Me smiling (FAKE!) just a minute or so after finishing my first full

After my first marathon, my husband texted Jen (my coach/cheerleader/training partner) and told her that I was only 16 minutes from a BQ (Boston Qualifying time).  When Jen relayed this to me, I was surprised in two respects:  one, that my husband even knew what the BQ time was for my age group, and two, that I was only 16 minutes away from it.  I really didn't even know what the Boston Marathon was all about until the race was ran in 2013, and the horrific events that took place put the race at the forefront of everyone's minds.  I instantly decided that I would someday qualify for and run the Boston Marathon, even though at that point I still hadn't even raced in my first half-marathon.  After I raced in the Cap City half marathon less than a month later, the idea of racing in a full marathon was tucked deep into the recesses of my brain until I was finally prepared to face it again about 7 months later.  Following the Glass City Marathon, many of my running friends told me that Boston was definitely within my reach.  Jen's husband (a seasoned runner and triathlete) laughed when he heard I spent the first 20 miles of my marathon chatting it up with my new MIT runner-pals. "That's a good 5-10 minutes right there!" he chided.  

My chat-buddies during my first full--they made those first 20 miles fly by!

All of the people who I felt knew more than I did about these things were saying I could BQ... that's when I let the thought actually seep into my head.  Me... BQ.  Wow.  For my age group (35-39), the time standard is a 3:40:00.  What that means: I have to actually go a 3:39:59 or faster to achieve BQ status.  And that's just to qualify... once a person gets the time standard, they can attempt to register, but typically it takes a time that is a good two minutes or so faster than the actual standard to actually get accepted to run in the Boston Marathon.  Putting it another way, I'd have to shave off about 40 seconds per mile to earn my BQ.  For you non-runners out there, that is a LOT.  Like, a LOT LOT.  However, training hard all summer has given me the confidence that I need to believe that maybe, just maybe... I might have it in me.  Despite a PR in the half marathon that, when doubled, is only a 3:39... despite my lingering sore calf that Dr. Bright said is "something" (but nothing to stop me from racing--his words, I promise!)... despite my own fear that taking out a marathon in the kind of pace that I'll need to do in order to BQ will lead me to crashing and burning by mile 20... despite all of these things, there is this little fire in my heart that says, "But Marcie... the time is now."  
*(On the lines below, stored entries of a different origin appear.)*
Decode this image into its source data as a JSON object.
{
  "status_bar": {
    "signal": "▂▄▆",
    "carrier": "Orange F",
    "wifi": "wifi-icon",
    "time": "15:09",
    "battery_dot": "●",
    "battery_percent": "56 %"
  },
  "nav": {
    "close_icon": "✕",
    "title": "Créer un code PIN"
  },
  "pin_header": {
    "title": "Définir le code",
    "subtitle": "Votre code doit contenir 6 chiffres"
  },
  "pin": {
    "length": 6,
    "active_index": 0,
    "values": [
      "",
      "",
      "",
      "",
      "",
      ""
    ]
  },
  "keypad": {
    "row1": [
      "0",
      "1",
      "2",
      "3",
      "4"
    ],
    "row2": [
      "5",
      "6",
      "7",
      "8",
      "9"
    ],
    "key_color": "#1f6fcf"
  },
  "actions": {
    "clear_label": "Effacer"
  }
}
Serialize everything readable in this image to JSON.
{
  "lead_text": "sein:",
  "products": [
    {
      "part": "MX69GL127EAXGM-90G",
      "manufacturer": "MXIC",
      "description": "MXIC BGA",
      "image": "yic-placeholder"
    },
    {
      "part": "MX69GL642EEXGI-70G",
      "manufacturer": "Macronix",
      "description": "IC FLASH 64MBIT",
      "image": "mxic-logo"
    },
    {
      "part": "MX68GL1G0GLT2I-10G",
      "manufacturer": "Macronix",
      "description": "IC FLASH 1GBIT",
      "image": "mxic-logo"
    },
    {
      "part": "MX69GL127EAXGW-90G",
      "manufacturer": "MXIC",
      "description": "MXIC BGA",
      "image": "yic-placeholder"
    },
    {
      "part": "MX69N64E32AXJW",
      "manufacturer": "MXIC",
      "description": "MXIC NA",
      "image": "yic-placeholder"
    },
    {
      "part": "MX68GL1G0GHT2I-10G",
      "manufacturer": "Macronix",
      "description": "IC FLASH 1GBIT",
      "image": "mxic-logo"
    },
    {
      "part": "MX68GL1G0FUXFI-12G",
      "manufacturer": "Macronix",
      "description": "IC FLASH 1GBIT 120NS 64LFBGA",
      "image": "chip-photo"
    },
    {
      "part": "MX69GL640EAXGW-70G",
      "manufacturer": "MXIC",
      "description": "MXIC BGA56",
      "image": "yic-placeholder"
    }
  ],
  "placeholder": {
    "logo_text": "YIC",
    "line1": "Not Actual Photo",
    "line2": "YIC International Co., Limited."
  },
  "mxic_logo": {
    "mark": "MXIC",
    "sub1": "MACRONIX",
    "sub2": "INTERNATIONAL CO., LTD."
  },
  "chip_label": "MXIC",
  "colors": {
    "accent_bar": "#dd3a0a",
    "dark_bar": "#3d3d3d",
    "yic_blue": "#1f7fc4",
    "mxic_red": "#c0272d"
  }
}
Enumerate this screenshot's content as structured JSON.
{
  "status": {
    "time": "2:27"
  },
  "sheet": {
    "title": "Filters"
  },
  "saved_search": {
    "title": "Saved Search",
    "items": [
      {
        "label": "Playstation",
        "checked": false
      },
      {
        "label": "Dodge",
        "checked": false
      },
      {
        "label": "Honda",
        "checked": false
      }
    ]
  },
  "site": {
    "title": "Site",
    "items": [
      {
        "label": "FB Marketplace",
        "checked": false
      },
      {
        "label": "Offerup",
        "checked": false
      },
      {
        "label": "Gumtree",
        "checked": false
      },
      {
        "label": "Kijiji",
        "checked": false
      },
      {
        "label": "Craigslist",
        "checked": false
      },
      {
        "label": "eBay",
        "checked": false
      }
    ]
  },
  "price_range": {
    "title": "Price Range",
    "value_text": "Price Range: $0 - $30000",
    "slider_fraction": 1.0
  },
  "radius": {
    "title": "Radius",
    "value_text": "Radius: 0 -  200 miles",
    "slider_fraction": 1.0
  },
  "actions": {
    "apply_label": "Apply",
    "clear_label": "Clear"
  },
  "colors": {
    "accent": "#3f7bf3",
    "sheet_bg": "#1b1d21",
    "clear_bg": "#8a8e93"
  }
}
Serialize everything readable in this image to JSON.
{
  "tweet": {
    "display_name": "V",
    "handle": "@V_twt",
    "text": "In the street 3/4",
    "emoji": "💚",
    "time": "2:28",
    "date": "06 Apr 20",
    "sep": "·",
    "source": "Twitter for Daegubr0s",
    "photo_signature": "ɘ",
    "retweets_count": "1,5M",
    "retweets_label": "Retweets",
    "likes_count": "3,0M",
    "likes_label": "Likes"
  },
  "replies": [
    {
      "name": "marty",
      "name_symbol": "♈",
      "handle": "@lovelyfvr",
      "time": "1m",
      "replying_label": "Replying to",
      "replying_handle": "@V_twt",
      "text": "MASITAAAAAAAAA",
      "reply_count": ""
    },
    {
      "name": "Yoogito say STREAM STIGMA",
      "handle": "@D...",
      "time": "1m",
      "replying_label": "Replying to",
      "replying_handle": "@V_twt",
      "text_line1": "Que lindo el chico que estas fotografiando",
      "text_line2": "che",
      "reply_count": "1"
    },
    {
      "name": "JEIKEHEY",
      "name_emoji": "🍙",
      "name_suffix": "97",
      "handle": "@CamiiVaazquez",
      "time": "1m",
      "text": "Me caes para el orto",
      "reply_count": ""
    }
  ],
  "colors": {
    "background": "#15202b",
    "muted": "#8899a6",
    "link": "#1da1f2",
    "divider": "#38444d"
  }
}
And, indeed, the time is now.  It is time for me to put my money where my mouth is. I haven't been all that vocal about trying to BQ.  It's been a dream that my close running friends know about, yes, but I haven't made it known to many others.  Well, here I am, putting it out there.  I know I usually start with my C goals and work my way up... not today.  My A goal is to qualify for the 2016 Boston Marathon (registration has already ended for the 2015 race) by running a sub-3:40 marathon.  There, I said it.  Seeing it in print makes it all the more real.

My B goal is to PR.  A PR is nothing to sneeze at, and especially given the fact that just a few days ago I wasn't even sure if I'd be able to race, I will be very happy with a shiny new PR.  

I have this shirt :)  Love it!

And my C goal?  Yep, to finish.  Again, my almost-race-ending-injury has caused to really reevaluate things, and I realize that finishing a marathon is no small feat. I will be grateful for the chance to do so.  My heart is filled with gratitude--that is, in fact, what mile 1 says on my mantra band from Races2Remember.  On Sunday, I will run with gratitude, thankful that I am able to run.